What are collaterals for bank lending?
“Collaterals are security in the form of an asset or property offered against a loan. Financial institutions require collaterals for mortgages and other secured loans, including foreclosure, non-recourse loans, and repossession. If the borrower stops making payments, the financial institution can take possession of the home or vehicle pledged.
“The collaterals for bank lending can be equal to, less, or greater than the value of the loan. This depends on many factors, including credit score, income, and how liquid the asset is. Applicants can pledge anything of value, including real estate, vehicles, inventory, stocks and bonds, and equipment including cash. Intangible and tangible properties are accepted by financial institutions. Tangible properties include machinery and equipment, fixtures, annuities, art, jewelry, etc. Intangible properties include investment funding, chattel paper, and payment rights”. Financialized.com
These are the different collateral acceptable by bank for lending.
1. Landed Property.
2. Lien on Asset or Asset Debenture.
3. Cash Security.
4. Stock Hypothecation.
5. Domiciled Payment.
1. Landed property is one of the most commonly acceptable form of collateral for bank lending.
Banks will prefer landed property and not undeveloped land with titles like Certificate of Occupancy (C of O), Deed of Conveyance, Deed of Assignment, Deed of Gift, Deed of Sub-Lease and any other Title Deed.
Depending on the tenor of the loan, your bank may hold the title as equitable mortgage and not place a lien on it in form of perfected legal mortgage. But be rest assured that you would have given your bank the go-ahead to perfect the title in the event of default before your loan is disbursed. With this condition, the bank will have no need to contact you before the property is realized in the event of default in loan repayment.
2. Another of the popular form of collateral for bank lending is ‘Lien on Asset’.
Lien on Asset refers to joint registration of asset like automobile, office equipment, machines and home equipment in the banks and customers name. Lien is placed on asset jointly financed by the bank and its customer until the loan facility is fully paid up. Some banks will also take lien on asset as collateral for other loan types not related to the asset collateral. Banks does this in other to have a form of security for their depositors’ funds being loaned out.
Asset debenture refers to borrowings a company made against its asset. Such borrowings comes with fixed interest rates which are charges as a first line deduction on the company’s profit. Corporate customers that pledged their asset for bank loan does so as an alternative to legal mortgage.
3. Cash security is the simplest form of collateral for bank loans.
Loans secured with cash in call accounts, fixed deposit accounts, current accounts or saving accounts are the cheapest form of loans. The interest however varies from one bank to another. Most bank will only mark up with a margin of between 5 to 10% over whatever rate you have on the cash deposit used as collateral. Processing time for loan secured with cash is faster than loans secured with other form of security.
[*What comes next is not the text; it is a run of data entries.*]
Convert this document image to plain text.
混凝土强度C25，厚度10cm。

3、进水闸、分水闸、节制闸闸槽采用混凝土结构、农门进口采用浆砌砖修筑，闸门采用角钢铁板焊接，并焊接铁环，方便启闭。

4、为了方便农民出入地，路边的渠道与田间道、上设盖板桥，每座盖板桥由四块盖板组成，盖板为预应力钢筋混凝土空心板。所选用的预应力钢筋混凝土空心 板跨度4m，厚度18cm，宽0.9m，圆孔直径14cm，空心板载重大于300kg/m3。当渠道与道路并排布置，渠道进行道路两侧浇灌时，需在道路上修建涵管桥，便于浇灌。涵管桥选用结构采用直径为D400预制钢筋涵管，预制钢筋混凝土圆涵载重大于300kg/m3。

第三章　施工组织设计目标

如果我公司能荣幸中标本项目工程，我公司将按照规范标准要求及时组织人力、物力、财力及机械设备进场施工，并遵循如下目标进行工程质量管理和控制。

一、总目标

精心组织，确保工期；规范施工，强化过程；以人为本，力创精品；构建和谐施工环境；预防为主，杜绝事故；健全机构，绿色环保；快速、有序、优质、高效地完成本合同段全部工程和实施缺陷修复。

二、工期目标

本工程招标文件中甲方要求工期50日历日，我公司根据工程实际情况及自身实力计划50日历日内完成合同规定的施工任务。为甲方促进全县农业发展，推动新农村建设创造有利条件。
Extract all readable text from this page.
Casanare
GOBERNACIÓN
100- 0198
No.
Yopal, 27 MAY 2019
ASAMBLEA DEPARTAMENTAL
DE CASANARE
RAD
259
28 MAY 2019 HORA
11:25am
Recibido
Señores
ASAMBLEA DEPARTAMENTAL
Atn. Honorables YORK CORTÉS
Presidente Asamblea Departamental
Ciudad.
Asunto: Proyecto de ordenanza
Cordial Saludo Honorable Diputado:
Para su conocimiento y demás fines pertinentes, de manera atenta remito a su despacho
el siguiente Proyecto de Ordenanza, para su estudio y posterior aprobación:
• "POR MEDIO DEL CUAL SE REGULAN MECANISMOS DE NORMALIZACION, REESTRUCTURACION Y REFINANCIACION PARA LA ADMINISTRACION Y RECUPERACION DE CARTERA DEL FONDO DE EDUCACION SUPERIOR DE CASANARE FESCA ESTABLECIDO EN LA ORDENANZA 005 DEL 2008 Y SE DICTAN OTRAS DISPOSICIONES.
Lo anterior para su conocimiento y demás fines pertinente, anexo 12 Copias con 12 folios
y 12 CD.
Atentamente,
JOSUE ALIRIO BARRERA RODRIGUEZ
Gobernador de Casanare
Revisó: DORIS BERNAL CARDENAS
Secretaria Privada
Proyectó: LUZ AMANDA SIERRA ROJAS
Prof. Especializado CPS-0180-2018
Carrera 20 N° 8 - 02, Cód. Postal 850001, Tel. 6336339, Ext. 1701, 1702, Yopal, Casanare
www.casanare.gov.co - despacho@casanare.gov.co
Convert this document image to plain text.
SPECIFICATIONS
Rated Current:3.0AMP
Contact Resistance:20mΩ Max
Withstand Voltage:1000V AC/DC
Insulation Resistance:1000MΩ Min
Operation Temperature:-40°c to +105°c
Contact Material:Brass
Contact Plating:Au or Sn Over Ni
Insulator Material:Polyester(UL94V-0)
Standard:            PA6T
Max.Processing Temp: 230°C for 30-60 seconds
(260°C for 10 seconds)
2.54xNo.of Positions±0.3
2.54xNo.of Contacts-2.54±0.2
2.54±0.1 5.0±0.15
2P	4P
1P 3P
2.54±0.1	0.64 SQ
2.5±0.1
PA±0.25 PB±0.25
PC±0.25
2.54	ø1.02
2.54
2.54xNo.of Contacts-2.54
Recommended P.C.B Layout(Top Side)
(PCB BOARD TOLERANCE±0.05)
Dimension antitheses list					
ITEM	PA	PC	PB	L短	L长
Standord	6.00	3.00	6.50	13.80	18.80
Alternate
4. Stock Hypothecation or Hypothecation Agreement is a form of collateral for bank loans that is common among traders and wholesale distributors of Fast Moving Consumer Goods (FMCG).
It is an arrangement where a bank customers enters into a special arrangement with the banks to have the good financed warehoused and released to hin bits. Either in exchange for cash equivalent of goods worth or cash equivalent of good released previously deposited to the customer bank account before more good are released to the customer.
Such warehousing arrangements may be provided by a 3rd party warehouse agent or in the customer’s warehouse with locks jointly held by the bank and the customer as control over the bank lending.
5. Domiciled Payment is a form of collateral popular with loans to bank customers involved in contract with multinational companies and/or well known principals. It is also popular with loan availed to individual salary earners
The customer with a Local Purchase Order (LPO) or contract agreement with a multinational as well as known principal will approach his bank with a confirmation that the principal is ready to make payment to his bank account upon completion of the job order. The bank in turn confirms the readiness of the principal to domicile payment into the customer’s account with the bank upon satisfactory completion of the job.
The task for the bank however is to ensure that the customer performs inline with the principal’s expectations otherwise the principal may decline payment if the job is not satisfactorily done.
Banks will only enter into this kind of arrangement with blue chip principals and trusted customers with pedigree of performance.
Short Term Loan availed to individual salary earners is also secured with domiciliation of salary payments. As long as the employer undertakes to continue to pay the employers salary into a particular bank account?. The bank will be willing to provide short term Loans to such salary earner. Long Term Loans like Mortgage may have to be otherwise secured because of its long repayment period.